Spielt fehlendes Geld eine Rolle?
Das hängt natürlich auch am Geld. Es sind Gräueltaten in den Kolonien im Namen Deutschlands passiert, dazu muss man sich bekennen und es politisch aufarbeiten. Da Bremen eine besondere Rolle gespielt hat und in der Nazi-Zeit den Titel 'Stadt der Kolonien' trug, haben wir eine besondere Aufgabe. Das bedeutet, dass man an bestimmten Stellen auch mehr Geld dafür bereitstellen muss. Aber ich wünsche mir auch politische Prozesse. Man nimmt das Thema Erinnerungskultur zum Kolonialismus noch nicht ernst genug in dieser Stadt. Da wünsche ich mir deutlich mehr.
In der öffentlichen Diskussion erlebt das Thema Kolonialismus derzeit eine Renaissance, sehen Sie das auch so?

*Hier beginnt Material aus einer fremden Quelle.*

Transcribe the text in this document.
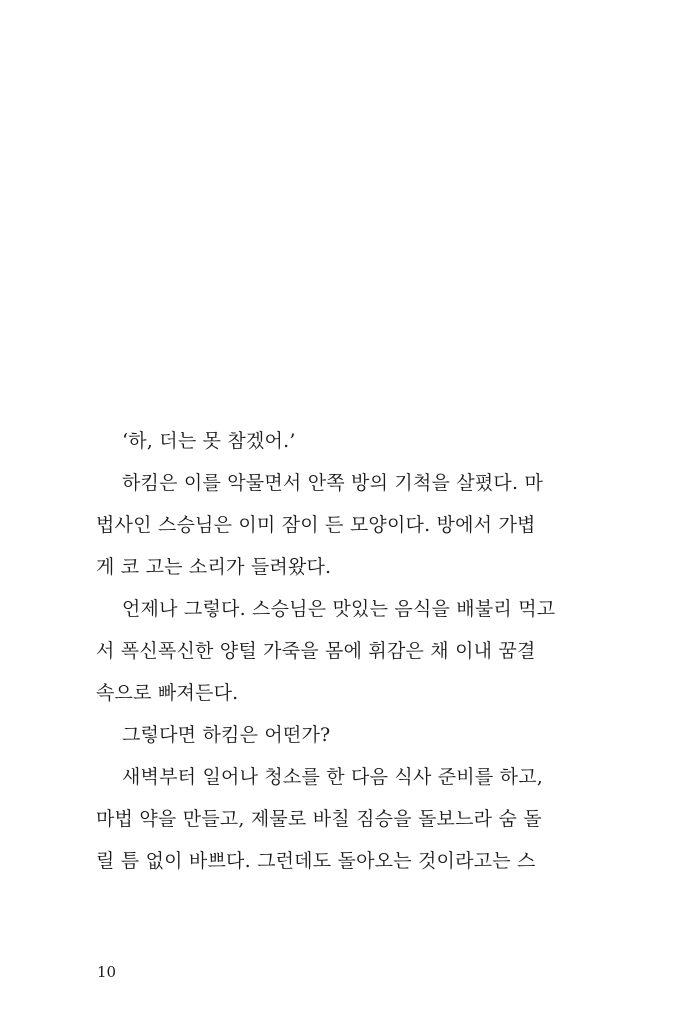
‘하, 더는 못 참겠어.’
하킴은 이를 악물면서 안쪽 방의 기척을 살폈다. 마
법사인 스승님은 이미 잠이 든 모양이다. 방에서 가볍
게 코 고는 소리가 들려왔다.
언제나 그렇다. 스승님은 맛있는 음식을 배불리 먹고
서 폭신폭신한 양털 가죽을 몸에 휘감은 채 이내 꿈결
속으로 빠져든다.
그렇다면 하킴은 어떤가?
새벽부터 일어나 청소를 한 다음 식사 준비를 하고,
마법 약을 만들고, 제물로 바칠 짐승을 돌보느라 숨 돌
릴 틈 없이 바쁘다. 그런데도 돌아오는 것이라고는 스
10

Ja, in der Bremer Stadtgesellschaft ist das präsent. Wir haben gerade die Ausstellung „Homestory Deutschland“ über schwarze Deutsche in der Unteren Rathaushalle, es gibt ein Themensemester an der Uni, es ist gelungen, das Anti-Kolonial-Denkmal Elefant mit erheblichen Mitteln baulich zu sanieren, es gibt Artikel in den Zeitungen und Veranstaltungen. Es ist einiges in Gang gekommen, aber noch nicht in dem Maße, wie ich es mir als einer der Initiatoren des Antrags zum Erinnerungskonzept wünschen würde.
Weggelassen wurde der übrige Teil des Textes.